Cette initiative intervient dans le prolongement du discours à la Nation prononcé le 27 avril dernier par Faure Essozimna Gnassingbé, à l’occasion du 66e anniversaire de l’indépendance du Togo. Le chef du gouvernement y avait annoncé l’ouverture d’une vaste phase de concertation avec l’ensemble des acteurs du développement national.
Les séances de travail ont été conduites, au nom du président du Conseil, par Sandra Ablamba Johnson. Plusieurs personnalités du monde diplomatique et économique y ont pris part, notamment Coumba Sow et Antonius Verheijen, co-présidents du groupe des partenaires techniques et financiers.
Dans l’après-midi, les échanges se sont poursuivis avec les représentants du secteur privé. Étaient notamment présents José Kwassi Symenouh, Thierry Awesso ainsi que Jonas Daou.
Selon les autorités togolaises, ces consultations doivent permettre de recueillir les propositions des différents acteurs sur les principaux défis du pays pour la période 2026-2031, dans un contexte international marqué par les crises sécuritaires, climatiques et économiques.

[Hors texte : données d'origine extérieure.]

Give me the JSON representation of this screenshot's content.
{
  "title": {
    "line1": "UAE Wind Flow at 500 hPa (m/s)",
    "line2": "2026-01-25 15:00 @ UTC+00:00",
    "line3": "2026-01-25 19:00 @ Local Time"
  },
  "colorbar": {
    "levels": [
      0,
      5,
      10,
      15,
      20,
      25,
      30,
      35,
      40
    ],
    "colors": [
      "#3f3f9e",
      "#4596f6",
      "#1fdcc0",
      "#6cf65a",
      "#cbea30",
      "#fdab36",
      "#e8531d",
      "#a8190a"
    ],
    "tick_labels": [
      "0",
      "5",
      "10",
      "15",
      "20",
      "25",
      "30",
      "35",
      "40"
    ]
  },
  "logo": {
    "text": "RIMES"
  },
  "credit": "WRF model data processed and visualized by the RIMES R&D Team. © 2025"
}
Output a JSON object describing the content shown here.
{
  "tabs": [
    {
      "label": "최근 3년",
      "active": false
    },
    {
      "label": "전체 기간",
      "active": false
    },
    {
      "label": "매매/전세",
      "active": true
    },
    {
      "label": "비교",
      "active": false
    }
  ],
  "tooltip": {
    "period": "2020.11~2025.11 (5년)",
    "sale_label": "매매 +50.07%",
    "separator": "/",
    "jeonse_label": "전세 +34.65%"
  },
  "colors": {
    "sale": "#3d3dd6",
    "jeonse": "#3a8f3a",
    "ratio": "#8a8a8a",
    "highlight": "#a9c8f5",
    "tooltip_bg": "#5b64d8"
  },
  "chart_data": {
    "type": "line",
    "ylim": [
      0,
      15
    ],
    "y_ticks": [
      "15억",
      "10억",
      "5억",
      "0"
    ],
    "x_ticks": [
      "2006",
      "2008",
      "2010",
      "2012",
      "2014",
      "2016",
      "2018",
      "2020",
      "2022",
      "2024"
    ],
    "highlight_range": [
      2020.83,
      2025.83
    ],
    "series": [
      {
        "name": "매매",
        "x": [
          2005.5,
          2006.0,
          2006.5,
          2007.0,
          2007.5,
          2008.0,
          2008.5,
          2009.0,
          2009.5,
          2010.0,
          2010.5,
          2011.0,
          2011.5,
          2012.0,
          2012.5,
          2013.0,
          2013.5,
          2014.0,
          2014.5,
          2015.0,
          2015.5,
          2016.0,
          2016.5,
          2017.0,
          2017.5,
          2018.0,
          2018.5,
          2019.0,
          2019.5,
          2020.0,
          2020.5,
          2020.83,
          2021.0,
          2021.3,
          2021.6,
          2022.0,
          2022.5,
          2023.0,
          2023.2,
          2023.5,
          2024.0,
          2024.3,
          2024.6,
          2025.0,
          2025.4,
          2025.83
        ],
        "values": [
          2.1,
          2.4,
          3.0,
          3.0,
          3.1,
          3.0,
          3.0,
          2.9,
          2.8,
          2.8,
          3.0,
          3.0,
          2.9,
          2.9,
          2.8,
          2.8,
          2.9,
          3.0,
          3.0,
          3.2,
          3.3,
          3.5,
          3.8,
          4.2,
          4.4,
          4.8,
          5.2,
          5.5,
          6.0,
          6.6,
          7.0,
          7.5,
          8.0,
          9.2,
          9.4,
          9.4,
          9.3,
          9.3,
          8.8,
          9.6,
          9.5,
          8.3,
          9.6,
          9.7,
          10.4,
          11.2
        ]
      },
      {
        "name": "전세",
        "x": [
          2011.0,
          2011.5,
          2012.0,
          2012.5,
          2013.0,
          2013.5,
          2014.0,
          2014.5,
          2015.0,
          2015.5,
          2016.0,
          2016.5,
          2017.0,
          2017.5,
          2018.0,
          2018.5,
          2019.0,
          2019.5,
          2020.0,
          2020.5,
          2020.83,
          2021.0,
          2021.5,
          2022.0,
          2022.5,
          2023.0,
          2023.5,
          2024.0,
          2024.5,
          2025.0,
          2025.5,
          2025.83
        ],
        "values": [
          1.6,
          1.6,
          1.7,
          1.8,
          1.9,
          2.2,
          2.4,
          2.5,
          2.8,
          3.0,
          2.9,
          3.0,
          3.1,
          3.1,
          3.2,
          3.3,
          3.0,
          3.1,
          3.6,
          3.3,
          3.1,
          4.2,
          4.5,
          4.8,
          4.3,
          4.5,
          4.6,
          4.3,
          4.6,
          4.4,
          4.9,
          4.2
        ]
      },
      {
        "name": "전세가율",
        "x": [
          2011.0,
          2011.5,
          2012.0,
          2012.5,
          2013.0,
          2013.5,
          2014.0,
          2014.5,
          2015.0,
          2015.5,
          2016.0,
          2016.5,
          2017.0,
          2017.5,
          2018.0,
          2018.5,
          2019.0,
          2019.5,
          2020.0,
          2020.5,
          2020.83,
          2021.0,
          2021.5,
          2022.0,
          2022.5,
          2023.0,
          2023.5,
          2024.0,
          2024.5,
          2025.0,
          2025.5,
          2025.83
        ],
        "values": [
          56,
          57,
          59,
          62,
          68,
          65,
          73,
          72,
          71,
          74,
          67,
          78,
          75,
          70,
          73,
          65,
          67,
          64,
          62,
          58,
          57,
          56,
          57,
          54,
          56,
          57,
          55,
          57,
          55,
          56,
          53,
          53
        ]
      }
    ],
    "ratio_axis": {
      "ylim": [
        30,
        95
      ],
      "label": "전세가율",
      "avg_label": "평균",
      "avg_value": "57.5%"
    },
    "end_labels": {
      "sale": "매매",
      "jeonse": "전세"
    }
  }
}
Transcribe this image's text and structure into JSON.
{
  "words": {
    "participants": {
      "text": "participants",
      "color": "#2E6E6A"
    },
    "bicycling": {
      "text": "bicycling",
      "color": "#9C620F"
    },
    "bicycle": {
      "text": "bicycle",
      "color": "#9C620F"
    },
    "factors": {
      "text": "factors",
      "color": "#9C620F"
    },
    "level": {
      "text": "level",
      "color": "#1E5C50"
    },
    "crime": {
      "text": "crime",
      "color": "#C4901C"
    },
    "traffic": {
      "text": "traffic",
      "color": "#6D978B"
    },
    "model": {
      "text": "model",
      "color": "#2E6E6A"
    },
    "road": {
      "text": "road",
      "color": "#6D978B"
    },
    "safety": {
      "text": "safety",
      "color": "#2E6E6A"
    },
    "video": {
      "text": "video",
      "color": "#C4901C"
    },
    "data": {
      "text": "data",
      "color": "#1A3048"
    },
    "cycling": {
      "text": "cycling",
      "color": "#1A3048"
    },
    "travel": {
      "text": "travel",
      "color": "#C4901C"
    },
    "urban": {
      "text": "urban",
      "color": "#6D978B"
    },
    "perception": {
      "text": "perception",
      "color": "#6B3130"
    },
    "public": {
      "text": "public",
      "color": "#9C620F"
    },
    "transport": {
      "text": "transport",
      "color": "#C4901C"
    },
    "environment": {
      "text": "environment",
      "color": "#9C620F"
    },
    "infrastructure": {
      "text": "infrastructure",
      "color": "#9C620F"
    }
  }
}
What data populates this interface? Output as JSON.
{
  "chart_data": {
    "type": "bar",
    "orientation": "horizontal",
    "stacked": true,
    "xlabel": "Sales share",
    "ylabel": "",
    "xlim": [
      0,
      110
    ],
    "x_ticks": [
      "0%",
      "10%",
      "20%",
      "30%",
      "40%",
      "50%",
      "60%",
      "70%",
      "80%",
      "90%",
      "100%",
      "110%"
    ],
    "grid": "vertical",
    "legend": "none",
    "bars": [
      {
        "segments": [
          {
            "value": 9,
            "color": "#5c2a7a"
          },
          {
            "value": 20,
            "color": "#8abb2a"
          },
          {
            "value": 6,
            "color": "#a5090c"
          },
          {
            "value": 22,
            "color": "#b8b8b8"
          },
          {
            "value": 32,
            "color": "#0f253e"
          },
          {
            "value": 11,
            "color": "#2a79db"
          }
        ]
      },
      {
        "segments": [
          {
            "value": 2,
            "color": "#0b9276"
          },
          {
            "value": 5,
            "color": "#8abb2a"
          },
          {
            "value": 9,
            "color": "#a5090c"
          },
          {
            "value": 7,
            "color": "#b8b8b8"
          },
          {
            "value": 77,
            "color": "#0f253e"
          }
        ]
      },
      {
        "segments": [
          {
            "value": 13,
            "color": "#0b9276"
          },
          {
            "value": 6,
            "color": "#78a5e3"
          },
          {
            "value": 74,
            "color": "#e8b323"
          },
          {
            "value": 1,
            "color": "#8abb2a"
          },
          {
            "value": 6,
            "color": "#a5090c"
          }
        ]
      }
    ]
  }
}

Le futur cadre stratégique s’inscrit dans la continuité de la Feuille de route 2020-2025. Le gouvernement entend capitaliser sur les acquis enregistrés ces dernières années tout en adaptant sa stratégie aux nouvelles réalités mondiales.
Trois grands axes structurent déjà cette future feuille de route: « Protéger, Rassembler et Transformer ». Il s’agira notamment de renforcer la résilience nationale, consolider la cohésion sociale et accélérer la transformation d’une économie jugée encore insuffisamment compétitive et inclusive.
À l’ouverture des travaux, Sandra Ablamba Johnson a insisté sur la volonté des autorités de bâtir un document stratégique « inclusif, cohérent et participatif », aligné sur les priorités nationales de développement.
La ministre est également revenue sur le bilan de la précédente feuille de route, arrivée à échéance le 31 décembre 2025. Malgré un environnement international difficile, marqué notamment par les crises sanitaires, climatiques et sécuritaires, le gouvernement estime avoir enregistré des avancées importantes dans plusieurs secteurs clés.
« Malgré ces défis, le gouvernement, sous le leadership du président du Conseil, a maintenu le cap avec un haut niveau d’ambition », a déclaré la ministre, saluant « la résilience du pays face aux chocs d’une ampleur exceptionnelle ».
Du côté des partenaires internationaux, la coordonnatrice résidente du Système des Nations unies au Togo, Coumba Sow, a salué une démarche qu’elle juge ouverte et participative. Elle a réaffirmé la disponibilité des institutions partenaires à accompagner le gouvernement togolais dans la finalisation du processus.
Les consultations doivent désormais se poursuivre avec les organisations de la société civile, les institutions nationales et les acteurs régionaux dans les régions Maritime, Plateaux, Centrale, Kara et Savanes.
Les conclusions de ces échanges serviront de base à la formulation des futurs programmes gouvernementaux pour la période 2026-2031.